College Baseball Administrator and Former Minor League Player Killed in Shooting

A college baseball administrator was shot and killed Thursday outside of a home he sold to a realty company, according to the New York Post. Ladell Thornton, 43, is suspected of killing Christopher Gradoville at the home in Omaha, Nebraska. Gradoville was 37 years old. It was reported that Thornton was renting the home at the time. 

Gradoville was found dead with multiple gunshot wounds outside the house Thursday morning after arriving there to complete a repair. It's not clear what caused the shooting, but Thornton has a long criminal history and was taken into custody after the scene and later arrested on suspicion of first-degree murder and use of a weapon to commit a felony. 

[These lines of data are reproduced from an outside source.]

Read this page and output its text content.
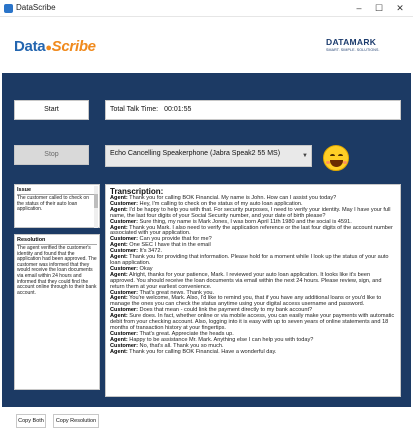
DataScribe	–	☐	✕
Data●Scribe	DATAMARK
SMART. SIMPLE. SOLUTIONS.
Start	Total Talk Time: 00:01:55
Stop	Echo Cancelling Speakerphone (Jabra Speak2 55 MS)	▼
Issue
The customer called to check on the status of their auto loan application.
Resolution
The agent verified the customer's identity and found that the application had been approved. The customer was informed that they would receive the loan documents via email within 24 hours and informed that they could find the account online through to their bank account.
Copy Both	Copy Resolution
Transcription:
Agent: Thank you for calling BOK Financial. My name is John. How can I assist you today?
Customer: Hey, I'm calling to check on the status of my auto loan application.
Agent: I'd be happy to help you with that. For security purposes, I need to verify your identity. May I have your full name, the last four digits of your Social Security number, and your date of birth please?
Customer: Sure thing, my name is Mark Jones, I was born April 11th 1980 and the social is 4591.
Agent: Thank you Mark. I also need to verify the application reference or the last four digits of the account number associated with your application.
Customer: Can you provide that for me?
Agent: One SEC I have that in the email
Customer: It's 3472.
Agent: Thank you for providing that information. Please hold for a moment while I look up the status of your auto loan application.
Customer: Okay
Agent: Alright, thanks for your patience, Mark. I reviewed your auto loan application. It looks like it's been approved. You should receive the loan documents via email within the next 24 hours. Please review, sign, and return them at your earliest convenience.
Customer: That's great news. Thank you.
Agent: You're welcome, Mark. Also, I'd like to remind you, that if you have any additional loans or you'd like to manage the ones you can check the status anytime using your digital access username and password.
Customer: Does that mean - could link the payment directly to my bank account?
Agent: Sure does. In fact, whether online or via mobile access, you can easily make your payments with automatic debit from your checking account. Also, logging into it is easy with up to seven years of online statements and 18 months of transaction history at your fingertips.
Customer: That's great. Appreciate the heads up.
Agent: Happy to be assistance Mr. Mark. Anything else I can help you with today?
Customer: No, that's all. Thank you so much.
Agent: Thank you for calling BOK Financial. Have a wonderful day.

Gradoville was baseball administrator for Creighton University. He also played baseball for the school from 2004 to 2007. "The Creighton community is absolutely devastated by the death of Chris Gradoville," Creighton University said in a statement. "Chris represented the very best of what it meant to be a Bluejay. He was an alumnus, former standout baseball player, and the volunteer director of baseball operations.

"But more importantly, Chris was an incredible human being, admired by everyone around him, including our coaches, staff, and players. We offer our prayers and deepest condolences to Chris' wife Nikki, and the entire Gradoville family during this extraordinarily difficult time."

Gradoville, who played catcher at Creighton, joined the staff in the fall last year. After playing for Creighton, Gradoville was selected in the 24th round of the MLB Draft in 2007 by the Texas Rangers. He spent four seasons in the Rangers organization, playing in two MLB exhibition games in Arlington Stadium. He then moved on to work in sports performance, specializing in treating sports injuries. Gradoville was the owner of Tactical Training Coution LLC, which is an initiative that trains first responders in fitness and health, according to Creighton baseball's official website. 

 "Having Chris as a member of our staff over the last 18 months was tremendous because he was a such a great man and a great teammate," Creighton baseball head coach Servais said. "Whether you were a player, teammate or fellow staff member that needed a hand, Chris was one of the first guys to step forward." Gradoville is survived by his wife, Nikki, who he met while playing for a Rangers affiliate in 2007.